The fastest deployment path: no source code required. Images are published automatically on every release to GitHub Container Registry.

bash
curl -O https://raw.githubusercontent.com/lad-sapienza/BraDypUS/v5/bradypus.yml
docker compose -f bradypus.yml pull
docker compose -f bradypus.yml up -d

To pin a specific version:

bash
BDUS_VERSION=5.0.3 docker compose -f bradypus.yml up -d

See Deploy with pre-built images for the full guide.

Build from source

If you have cloned the repository and want to build the images locally:

bash
docker compose -f docker-compose.prod.yml up -d --build

In production, the node container (Vite dev server) is replaced by a static Nginx container serving the pre-built dist/ files.

Environment variables

Set these in docker-compose.prod.yml or via a .env file:

VariableDefaultDescription
BRADYPUS_DEBUG0Set to 1 only for debugging
BRADYPUS_ALLOW_NEW_APP0Set to 1 temporarily to create the first app
BRADYPUS_CORS_ORIGINSpace-separated allowed origins for cross-origin API access

Shared hosting (PHP-only)

For hosts that support PHP but not Docker, follow the Manual installation guide and upload the files via SFTP/SSH.

SQLite on shared hosting

SQLite databases are stored as files in projects/{app}/db/. They can be downloaded and uploaded like any other file, making backups and migrations trivial.

HTTPS

Always run BraDypUS behind HTTPS in production. JWT tokens are transmitted in headers — without HTTPS they are exposed in transit.

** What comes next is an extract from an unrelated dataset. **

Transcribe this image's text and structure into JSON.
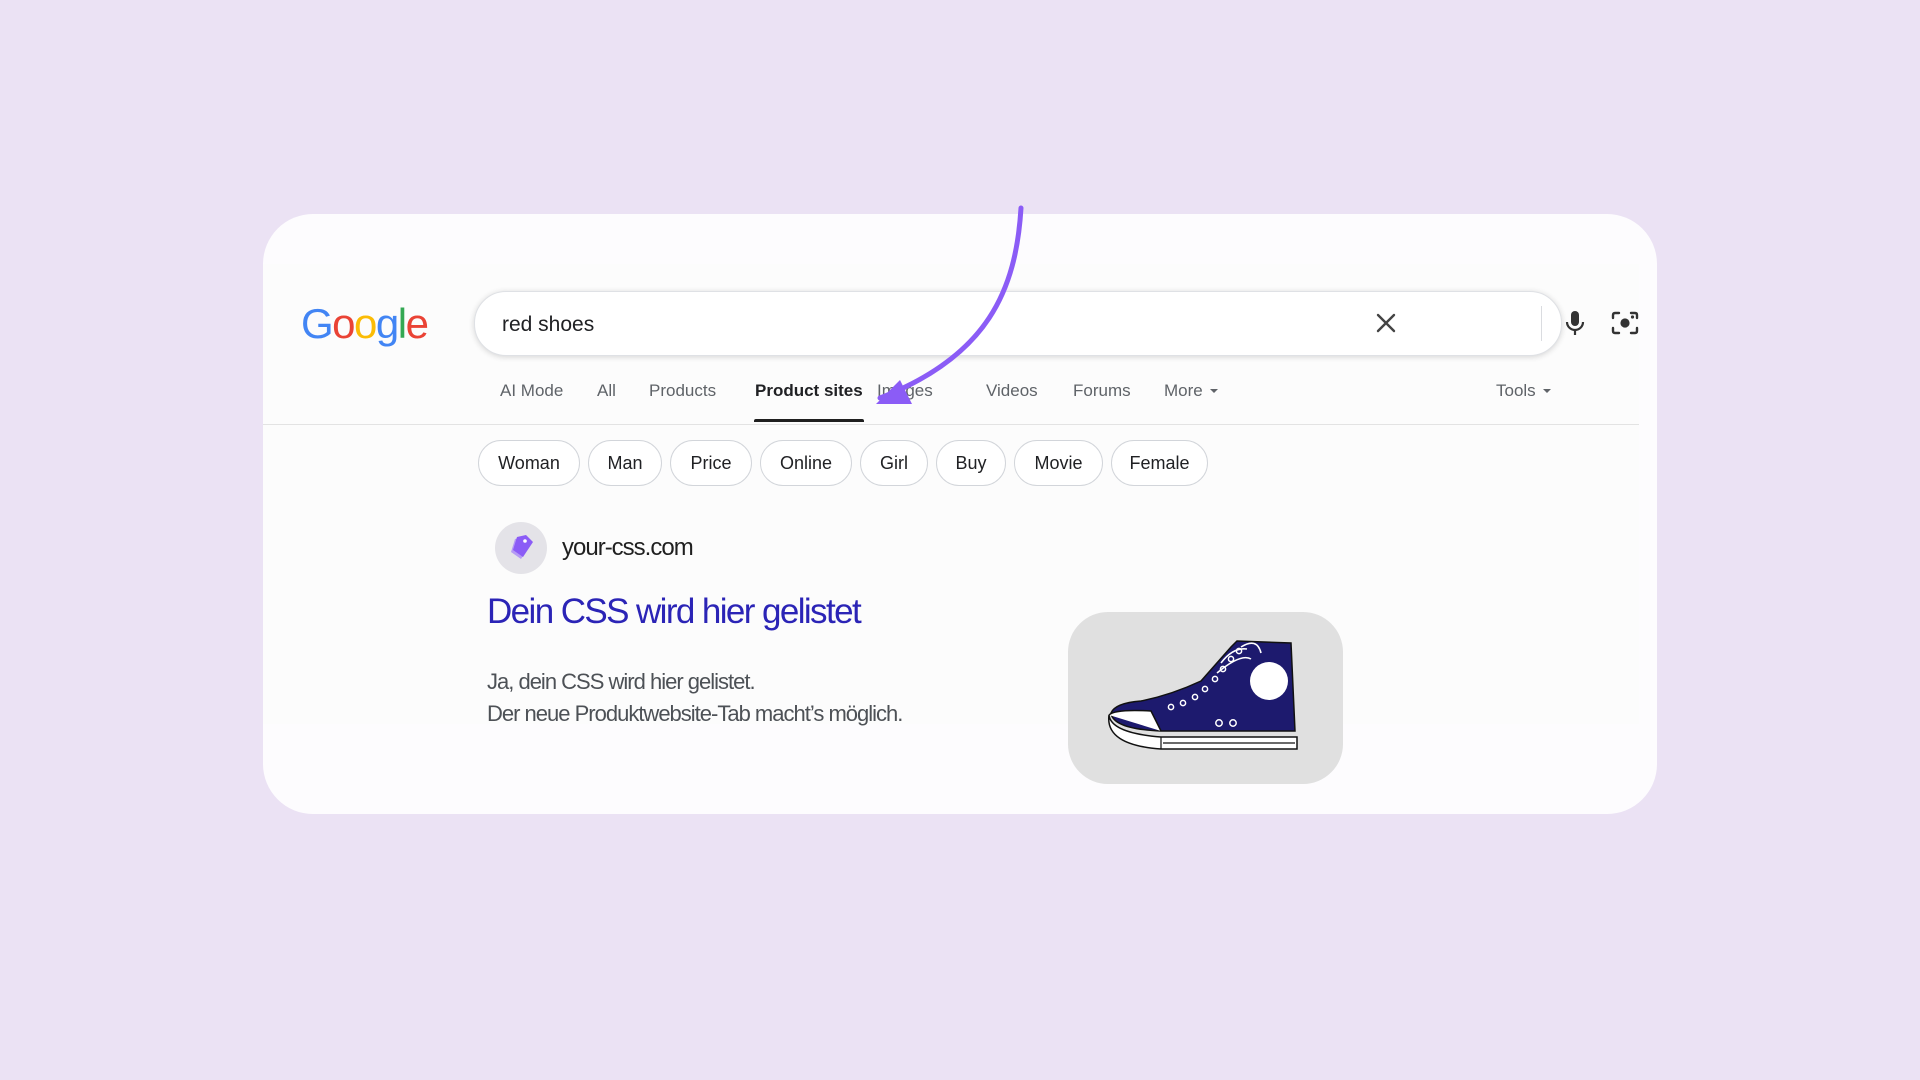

When using a reverse proxy (Nginx, Caddy, Traefik), set the X-Forwarded-Proto header so BraDypUS knows the connection is over HTTPS.

Data persistence

All application data (SQLite databases, uploaded files, configuration, backups) lives in the projects/ directory inside the bdus-api container. Both Compose files map this directory to a persistent Docker named volume called projects_data, so data survives container restarts and image updates.

To find where Docker stores the volume on disk:

bash
docker volume inspect $(docker volume ls -q | grep projects_data)

For backup and restore commands, see the Data persistence section of the pre-built images guide.

WARNING

On Docker Desktop (Mac / Windows) the volume lives inside the Docker VM and is not directly accessible from the host filesystem. Use docker run --rm -v projects_data:/data alpine ... to read or write files inside the volume.